The shock of how much self-hatred you're actually capable of blasts your ego to shreds and sends you reeling into the empty desert. You disappears from society and from yourself. When you sabotage so much of your own happiness, when happiness is just within your reach and instead of embracing it you turn around and punch down the handle on the slot machine of the universe once again, just for another bitter hit of nothing, when you gamble the last shred of your dignity away, you get to thinking that you really don’t deserve to be anyone at all.
But it turns out that even your sober, good-natured, well-intentioned brother, who has a European wife, hates himself too. Because he drags you back from the desert so that he can have a chance to gamble his happiness away too. He lets you into his home. Tries to help you reintegrate into society. You kidnap his child. Who’s really your child, the son you abandoned years ago.

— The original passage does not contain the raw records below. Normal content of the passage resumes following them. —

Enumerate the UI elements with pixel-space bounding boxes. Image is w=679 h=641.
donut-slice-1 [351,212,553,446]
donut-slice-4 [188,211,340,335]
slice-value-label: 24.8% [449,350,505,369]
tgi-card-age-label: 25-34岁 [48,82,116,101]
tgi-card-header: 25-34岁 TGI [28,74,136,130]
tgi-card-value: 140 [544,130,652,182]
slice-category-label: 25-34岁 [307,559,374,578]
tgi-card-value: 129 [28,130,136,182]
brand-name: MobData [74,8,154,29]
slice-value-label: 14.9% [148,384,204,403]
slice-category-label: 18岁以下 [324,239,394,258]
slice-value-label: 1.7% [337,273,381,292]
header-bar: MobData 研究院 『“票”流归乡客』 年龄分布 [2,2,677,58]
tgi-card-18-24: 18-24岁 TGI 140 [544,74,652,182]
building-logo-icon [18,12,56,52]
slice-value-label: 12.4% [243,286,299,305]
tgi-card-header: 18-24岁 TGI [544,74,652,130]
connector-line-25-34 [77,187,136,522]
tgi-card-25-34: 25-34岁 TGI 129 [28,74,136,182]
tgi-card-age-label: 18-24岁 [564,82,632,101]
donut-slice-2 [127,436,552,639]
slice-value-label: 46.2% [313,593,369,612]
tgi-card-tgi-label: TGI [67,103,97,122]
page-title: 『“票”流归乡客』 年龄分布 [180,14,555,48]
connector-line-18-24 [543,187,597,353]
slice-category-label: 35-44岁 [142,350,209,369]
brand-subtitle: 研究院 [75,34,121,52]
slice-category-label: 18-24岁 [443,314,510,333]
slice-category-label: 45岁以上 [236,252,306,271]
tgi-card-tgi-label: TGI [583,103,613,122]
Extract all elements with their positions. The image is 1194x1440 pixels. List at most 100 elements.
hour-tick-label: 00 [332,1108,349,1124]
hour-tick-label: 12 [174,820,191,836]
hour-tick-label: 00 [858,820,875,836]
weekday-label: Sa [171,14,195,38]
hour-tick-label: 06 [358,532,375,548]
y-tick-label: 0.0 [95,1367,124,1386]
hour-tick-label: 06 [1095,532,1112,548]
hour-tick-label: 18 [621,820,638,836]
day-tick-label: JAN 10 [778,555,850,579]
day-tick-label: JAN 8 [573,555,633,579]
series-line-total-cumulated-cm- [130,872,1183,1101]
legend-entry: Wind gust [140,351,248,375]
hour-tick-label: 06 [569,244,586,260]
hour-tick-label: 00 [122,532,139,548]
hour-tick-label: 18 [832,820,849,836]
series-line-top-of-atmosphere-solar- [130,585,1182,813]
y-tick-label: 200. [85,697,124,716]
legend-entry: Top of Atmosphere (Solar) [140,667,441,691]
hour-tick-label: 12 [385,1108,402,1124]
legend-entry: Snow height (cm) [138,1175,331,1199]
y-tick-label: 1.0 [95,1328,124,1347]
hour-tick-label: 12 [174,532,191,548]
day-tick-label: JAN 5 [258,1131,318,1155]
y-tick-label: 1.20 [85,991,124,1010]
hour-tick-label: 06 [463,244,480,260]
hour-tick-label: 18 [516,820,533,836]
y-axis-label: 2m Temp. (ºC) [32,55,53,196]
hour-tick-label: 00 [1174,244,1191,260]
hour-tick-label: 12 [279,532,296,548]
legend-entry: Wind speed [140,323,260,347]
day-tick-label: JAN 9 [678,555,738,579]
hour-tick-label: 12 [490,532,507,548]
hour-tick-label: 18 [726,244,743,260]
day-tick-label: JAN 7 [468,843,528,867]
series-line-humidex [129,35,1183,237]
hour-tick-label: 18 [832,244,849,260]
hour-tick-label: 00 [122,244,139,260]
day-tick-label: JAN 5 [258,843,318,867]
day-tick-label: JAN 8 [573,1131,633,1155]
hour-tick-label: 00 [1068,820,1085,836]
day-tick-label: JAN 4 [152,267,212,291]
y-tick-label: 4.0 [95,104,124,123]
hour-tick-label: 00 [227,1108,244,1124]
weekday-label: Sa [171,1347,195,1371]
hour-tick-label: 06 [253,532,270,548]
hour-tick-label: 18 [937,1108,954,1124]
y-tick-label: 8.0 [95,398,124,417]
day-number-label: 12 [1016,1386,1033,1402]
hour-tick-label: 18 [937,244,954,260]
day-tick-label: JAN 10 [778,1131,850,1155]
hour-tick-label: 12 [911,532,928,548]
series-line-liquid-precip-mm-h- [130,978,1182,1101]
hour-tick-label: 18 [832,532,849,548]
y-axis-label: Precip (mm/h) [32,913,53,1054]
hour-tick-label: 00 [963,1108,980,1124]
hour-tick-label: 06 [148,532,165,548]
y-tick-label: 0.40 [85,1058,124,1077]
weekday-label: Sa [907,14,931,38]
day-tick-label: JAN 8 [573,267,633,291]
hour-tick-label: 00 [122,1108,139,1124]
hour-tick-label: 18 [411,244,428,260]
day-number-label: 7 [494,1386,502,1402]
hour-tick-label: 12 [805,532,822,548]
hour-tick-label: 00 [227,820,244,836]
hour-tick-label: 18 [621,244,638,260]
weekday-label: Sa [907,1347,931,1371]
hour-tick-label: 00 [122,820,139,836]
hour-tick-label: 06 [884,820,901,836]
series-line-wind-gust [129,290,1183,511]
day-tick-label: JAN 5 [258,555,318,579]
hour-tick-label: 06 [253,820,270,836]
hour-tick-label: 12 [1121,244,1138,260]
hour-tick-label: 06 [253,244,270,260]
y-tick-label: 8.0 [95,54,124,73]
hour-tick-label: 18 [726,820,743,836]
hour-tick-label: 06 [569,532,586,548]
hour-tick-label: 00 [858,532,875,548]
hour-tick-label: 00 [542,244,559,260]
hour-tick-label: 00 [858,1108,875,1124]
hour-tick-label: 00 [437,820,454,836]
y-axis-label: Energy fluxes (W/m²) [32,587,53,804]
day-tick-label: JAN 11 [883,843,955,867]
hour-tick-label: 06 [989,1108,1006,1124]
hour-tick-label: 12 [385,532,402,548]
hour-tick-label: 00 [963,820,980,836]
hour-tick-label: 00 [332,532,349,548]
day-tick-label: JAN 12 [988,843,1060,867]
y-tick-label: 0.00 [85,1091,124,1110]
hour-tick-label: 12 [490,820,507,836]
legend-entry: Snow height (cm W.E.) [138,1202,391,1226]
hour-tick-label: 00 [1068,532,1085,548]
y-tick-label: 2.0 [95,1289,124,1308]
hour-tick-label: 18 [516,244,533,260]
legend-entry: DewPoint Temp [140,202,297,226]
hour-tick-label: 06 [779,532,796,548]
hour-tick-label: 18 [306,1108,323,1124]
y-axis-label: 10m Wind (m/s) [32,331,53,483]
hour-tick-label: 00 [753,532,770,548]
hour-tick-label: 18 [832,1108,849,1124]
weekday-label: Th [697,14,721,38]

The universe delivers you back to her. This movie is really about life after ego death. Once you’ve stared into the black maw of who you are and how far you’ll go to destroy your own life, do you really think you can reintegrate into society after that. You find her in a telephone booth that’s decorated in a caricature of a motel room, like all these years she’s been locked in a box of the room that you left her in. This is going to be the last selfish thing that you’re going to do. After that, you’re going to leave her alone. You’re going to step away. Because whether you’re mean or you’re nice, life comes to fuck us all. The universe doesn’t care about your happiness or your kindness because even you don’t care about these things. You’d throw them all away in the blink of an eye for a chance to be unhappy again.
When you drive away from the hotel room where they've been reunited, that will be the first selfless thing you've ever done.